5. Il résulte de tout ce qui précède que les conclusions à fin d’annulation présentées par M. B… doivent être rejetées ainsi que, par voie de conséquence, ses conclusions aux fins d’injonction et d’astreinte et celles présentées au titre de l’article L. 761-1 du code de justice administrative.
D E C I D E :
Article 1er : La requête de M. B… est rejetée.
Article 2 : Le présent jugement sera notifié à M. A… B… et au préfet de police.

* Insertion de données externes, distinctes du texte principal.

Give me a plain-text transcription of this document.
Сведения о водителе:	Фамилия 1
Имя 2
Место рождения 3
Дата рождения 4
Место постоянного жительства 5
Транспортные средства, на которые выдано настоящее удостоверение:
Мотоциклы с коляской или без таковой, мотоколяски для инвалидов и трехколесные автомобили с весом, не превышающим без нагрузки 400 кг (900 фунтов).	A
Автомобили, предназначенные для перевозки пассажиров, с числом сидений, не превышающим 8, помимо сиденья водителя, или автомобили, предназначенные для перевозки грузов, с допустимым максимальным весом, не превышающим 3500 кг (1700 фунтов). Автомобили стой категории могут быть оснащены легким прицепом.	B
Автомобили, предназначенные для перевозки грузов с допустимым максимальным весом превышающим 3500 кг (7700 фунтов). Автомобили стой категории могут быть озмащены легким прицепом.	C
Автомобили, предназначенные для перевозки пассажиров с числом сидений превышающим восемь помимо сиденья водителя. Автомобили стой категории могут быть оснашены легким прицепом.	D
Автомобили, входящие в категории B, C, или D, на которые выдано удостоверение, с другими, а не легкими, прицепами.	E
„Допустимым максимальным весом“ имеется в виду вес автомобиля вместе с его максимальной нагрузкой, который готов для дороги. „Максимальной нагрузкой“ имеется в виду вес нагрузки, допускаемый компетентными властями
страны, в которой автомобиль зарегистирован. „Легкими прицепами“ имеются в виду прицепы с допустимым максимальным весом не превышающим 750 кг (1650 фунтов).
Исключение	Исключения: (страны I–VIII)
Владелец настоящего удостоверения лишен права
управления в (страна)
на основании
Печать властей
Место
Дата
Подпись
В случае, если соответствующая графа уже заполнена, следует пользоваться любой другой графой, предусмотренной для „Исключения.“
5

Délibéré après l’audience du 14 avril 2026, à laquelle siégeaient :
- M. d’Haëm, président,
- M. Martin-Genier, premier conseiller,
- M. Hémery, premier conseiller.
Rendu public par mise à disposition au greffe le 30 avril 2026.
Le président-rapporteur,
Signé
R. d’Haëm
L’assesseur le plus ancien,
Signé
P. MARTIN-GENIER
La greffière,
Signé
D. PERMALNAICK
La République mande et ordonne au préfet de police en ce qui le concerne ou à tous commissaires de justice à ce requis en ce qui concerne les voies de droit commun contre les parties privées, de pourvoir à l’exécution de la présente décision.